Jun 9, 2012

“The Forever Girl: Sophia’s Journey” by Rebecca Hamilton

“The Forever Girl:  Sophia’s Journey” by Rebecca Hamilton is the first volume in “The Forever Girl” series.  Ms. Hamilton’s story is a most original take on the vampire mythos.  She weaves in witches, shape shifters, and religious fanatics to produce an interesting story which makes the reader wish for an extended ending. 

Ms. Hamilton has created an intriguing protagonist in Sophia.  The self professed practitioner of Wicca, which dominates the first sections of the story as a secondary conflict is set up in Sophia’s battles with Mrs.
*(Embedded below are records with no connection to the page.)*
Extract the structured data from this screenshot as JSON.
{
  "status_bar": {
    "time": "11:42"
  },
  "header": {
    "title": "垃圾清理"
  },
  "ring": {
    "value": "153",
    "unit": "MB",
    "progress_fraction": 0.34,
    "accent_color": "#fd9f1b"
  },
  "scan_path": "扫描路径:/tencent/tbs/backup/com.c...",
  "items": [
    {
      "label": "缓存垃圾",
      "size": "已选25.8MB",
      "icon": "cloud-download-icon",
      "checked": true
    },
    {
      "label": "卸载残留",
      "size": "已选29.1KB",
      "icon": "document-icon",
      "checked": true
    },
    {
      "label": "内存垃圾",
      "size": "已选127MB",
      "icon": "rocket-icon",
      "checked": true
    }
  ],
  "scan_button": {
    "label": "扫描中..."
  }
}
Franklin, a local fanatic Christian.  At first, I was afraid the entire book was going to be a pro-Wicca pamphlet and educational piece, but was relieved the story progressed beyond this.

The progression of Sophia’s relationship with Charles, the attractive stranger a mutual friend introduces her to, seems to drag the flow of the overall story.  I found myself nearly dreading to read once again the “are we dating or not” conversation.  Also, the ending seems a bit rushed as we are hurriedly introduced to a technology not yet seen before in the book.  This technology definitely seems to be a deus ex machina.  Ms. Hamilton would have been better served by exploring and explaining more of the story to solve her protagonist’s problems.

The dialogue flows quite well and helps push the story along as it should.  We are introduced to some of the back story through Sophia’s discussions with her mother and old friends.  Through one conversation, we have a quote which has become one of my favorites:  “Perhaps you might consider life is complicated enough without your helping things along.”

There are several examples where the “Show Not Tell” rule slows down the flow of the story and detracts from the overall experience.  At nearly every new day we are walked through Sophia’s morning routine and choice of clothes.  I had hoped this would have a bearing on the next portion of the story, but that expectation was unfulfilled.  There are a few other instances, but the morning routine example was by far the standout. 

As I read through “The Forever Girl,” I was struck by several mistakes in spelling, grammar, and story.  I had thought perhaps Ms. Hamilton had embarked on the road to self publishing without a proper editor.  However, I see “The Forever Girl Series” is published by Immortal Ink Publishing.  I feel that perhaps this editor has done Ms. Hamilton’s work an injustice in not properly editing the book prior to release.

Overall, I found “The Forever Girl:  Sophia’s Journey” to be an entertaining story.  I look forward to more of Ms. Hamilton’s writing.  I believe she is blooming with the potential to be a great storyteller in the paranormal genre.